Continued Support for Trump Among Evangelical Christians Is No Mystery

Storm clouds building

I'm not sure why some in the news media are still asking whether there is anything Donald Trump can do to lose the support of evangelical Christians. Continuing to pose this question seems even stranger when they already have an acceptable answer. Why do they seem so reluctant to accept the answer and move on?

This article by Jack Jenkins for Religion News Service quotes an email from Rev. Robert Jeffress:

It’s doubtful that the latest indictment of President Trump will have any meaningful impact on his overwhelming popularity with evangelical voters, given the fact that previous indictments have only increased his support among Republicans — and most evangelicals vote Republican...

Right. They've adopted him as one of their own, and they'll stick with him.

Jenkins also points to a poll showing that 76% of white evangelical Christians don't believe Trump committed federal crimes. Some of his supporters still believe his lies. They think the "deep state" is "persecuting" him. Many others don't care. It doesn't matter to them whether he committed the crimes with which he's been charged.

The key quote from Jenkins' article that tells us everything we need to know comes from Michael Wear. Wear is not only an evangelical Christian, but he provided faith outreach for both of Barack Obama campaigns. His take on the matter is simple but rings true:

The majority of white evangelicals have accepted this idea that Trump wants what they want — I’m not sure this indictment changes that.

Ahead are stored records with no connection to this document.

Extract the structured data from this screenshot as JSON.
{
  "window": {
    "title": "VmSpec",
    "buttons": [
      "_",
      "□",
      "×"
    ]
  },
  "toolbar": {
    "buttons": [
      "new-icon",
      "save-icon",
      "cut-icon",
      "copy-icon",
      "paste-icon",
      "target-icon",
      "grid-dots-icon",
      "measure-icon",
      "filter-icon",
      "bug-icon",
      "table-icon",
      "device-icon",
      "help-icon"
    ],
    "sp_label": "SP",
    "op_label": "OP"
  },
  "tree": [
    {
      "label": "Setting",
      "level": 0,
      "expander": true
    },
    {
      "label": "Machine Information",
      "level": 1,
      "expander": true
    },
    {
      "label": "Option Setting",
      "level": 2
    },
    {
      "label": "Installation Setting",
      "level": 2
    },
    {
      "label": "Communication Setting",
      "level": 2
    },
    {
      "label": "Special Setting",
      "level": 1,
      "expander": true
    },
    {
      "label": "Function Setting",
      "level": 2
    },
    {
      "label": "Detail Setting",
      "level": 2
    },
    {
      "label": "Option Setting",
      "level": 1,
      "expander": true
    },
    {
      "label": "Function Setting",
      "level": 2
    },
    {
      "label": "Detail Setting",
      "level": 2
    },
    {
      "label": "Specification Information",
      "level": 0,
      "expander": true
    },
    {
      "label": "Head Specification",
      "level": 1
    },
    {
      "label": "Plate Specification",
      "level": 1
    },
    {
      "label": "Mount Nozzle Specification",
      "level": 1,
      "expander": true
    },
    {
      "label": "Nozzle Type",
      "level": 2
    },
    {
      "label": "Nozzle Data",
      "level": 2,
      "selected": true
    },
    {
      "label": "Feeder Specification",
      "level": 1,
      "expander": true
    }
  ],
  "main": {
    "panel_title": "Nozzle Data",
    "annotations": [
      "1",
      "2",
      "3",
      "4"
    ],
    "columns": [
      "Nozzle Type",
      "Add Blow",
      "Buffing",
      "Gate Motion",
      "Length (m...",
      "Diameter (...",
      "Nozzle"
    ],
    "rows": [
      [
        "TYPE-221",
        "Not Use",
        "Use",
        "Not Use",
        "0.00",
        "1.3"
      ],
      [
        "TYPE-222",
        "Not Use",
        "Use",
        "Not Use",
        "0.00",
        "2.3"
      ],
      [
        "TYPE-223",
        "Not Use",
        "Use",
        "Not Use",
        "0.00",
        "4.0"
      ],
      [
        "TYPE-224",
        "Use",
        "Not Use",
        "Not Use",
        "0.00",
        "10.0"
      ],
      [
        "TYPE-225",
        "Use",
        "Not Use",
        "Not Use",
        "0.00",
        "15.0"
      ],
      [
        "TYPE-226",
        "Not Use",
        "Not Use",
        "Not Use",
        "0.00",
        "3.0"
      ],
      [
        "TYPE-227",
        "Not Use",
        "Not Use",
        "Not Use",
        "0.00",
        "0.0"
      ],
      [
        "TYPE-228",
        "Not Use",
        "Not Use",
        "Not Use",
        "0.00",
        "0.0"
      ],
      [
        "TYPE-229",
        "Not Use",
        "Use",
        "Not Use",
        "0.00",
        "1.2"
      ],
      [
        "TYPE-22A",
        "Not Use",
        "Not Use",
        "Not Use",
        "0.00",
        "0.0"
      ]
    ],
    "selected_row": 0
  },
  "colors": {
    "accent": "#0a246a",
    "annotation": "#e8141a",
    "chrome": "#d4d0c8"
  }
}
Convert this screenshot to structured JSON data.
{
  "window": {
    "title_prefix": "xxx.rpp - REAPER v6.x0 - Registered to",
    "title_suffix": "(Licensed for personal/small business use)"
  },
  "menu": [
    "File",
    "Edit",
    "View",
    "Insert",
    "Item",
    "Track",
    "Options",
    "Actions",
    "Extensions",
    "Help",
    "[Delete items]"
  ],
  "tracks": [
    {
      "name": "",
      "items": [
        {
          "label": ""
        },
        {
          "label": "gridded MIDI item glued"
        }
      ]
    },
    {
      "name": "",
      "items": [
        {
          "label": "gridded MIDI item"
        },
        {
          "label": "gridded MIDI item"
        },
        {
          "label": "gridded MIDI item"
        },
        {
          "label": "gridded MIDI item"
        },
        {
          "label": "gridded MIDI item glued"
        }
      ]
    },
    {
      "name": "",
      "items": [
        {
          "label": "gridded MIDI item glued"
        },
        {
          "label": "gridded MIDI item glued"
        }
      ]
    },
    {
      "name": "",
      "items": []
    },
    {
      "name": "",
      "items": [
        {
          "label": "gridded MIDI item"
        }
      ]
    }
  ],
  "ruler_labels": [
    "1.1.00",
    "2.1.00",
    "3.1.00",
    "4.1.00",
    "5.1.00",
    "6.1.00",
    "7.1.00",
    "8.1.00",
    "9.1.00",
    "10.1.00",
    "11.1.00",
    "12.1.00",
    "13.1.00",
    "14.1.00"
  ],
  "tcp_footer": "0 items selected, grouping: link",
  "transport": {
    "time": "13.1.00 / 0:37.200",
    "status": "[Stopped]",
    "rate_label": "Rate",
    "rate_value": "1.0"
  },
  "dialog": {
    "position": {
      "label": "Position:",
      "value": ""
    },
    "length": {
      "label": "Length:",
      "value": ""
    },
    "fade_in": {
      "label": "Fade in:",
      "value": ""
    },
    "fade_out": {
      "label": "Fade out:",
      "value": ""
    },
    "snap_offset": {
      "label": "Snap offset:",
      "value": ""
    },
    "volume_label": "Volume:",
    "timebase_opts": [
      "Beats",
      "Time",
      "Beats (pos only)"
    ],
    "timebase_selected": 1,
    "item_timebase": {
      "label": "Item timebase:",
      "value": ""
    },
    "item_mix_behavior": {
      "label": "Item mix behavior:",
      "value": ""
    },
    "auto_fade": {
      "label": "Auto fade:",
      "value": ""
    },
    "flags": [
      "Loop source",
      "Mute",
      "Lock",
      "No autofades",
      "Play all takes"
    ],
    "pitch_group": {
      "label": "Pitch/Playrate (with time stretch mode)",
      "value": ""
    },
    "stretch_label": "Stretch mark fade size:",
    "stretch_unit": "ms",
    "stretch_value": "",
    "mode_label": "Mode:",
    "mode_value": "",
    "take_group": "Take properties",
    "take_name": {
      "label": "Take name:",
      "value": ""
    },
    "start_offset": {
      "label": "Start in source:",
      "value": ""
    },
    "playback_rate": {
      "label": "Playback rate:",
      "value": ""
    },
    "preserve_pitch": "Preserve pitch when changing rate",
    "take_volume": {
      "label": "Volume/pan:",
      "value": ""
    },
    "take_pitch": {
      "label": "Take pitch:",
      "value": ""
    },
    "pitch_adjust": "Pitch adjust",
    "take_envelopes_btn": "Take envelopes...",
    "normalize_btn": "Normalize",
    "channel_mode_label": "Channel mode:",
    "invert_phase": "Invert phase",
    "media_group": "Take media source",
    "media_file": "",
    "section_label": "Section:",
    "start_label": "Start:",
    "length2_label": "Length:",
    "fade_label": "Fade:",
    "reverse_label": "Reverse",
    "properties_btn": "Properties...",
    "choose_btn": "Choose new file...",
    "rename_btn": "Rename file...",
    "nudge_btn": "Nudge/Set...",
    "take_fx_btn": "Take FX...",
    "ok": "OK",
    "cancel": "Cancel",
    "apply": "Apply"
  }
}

As long as they think Trump wants what they want and can deliver, they'll support him. It helps to recognize that evangelical Christians on the right know how to come together. They may squabble a bit during the primaries, but they'll unite for the general election. Can the same be said for voters on the left? We'd better hope so!

There is great appeal in asking questions like this to attract readers. We've had the answer to this one for some time, though. A more interesting question could be whether any of Trump's Republican opponents will be able to change how voters feel about these indictments. I'd guess not but acknowledge that we haven't seen many attempts yet.

As I wrap this post up, an even more intriguing question occurs to me. What is it about evangelical Christians on the right that make them so susceptible to this sort of manipulation? It seems like a clever politician can get them to abandon their claimed values without much effort. Why is that?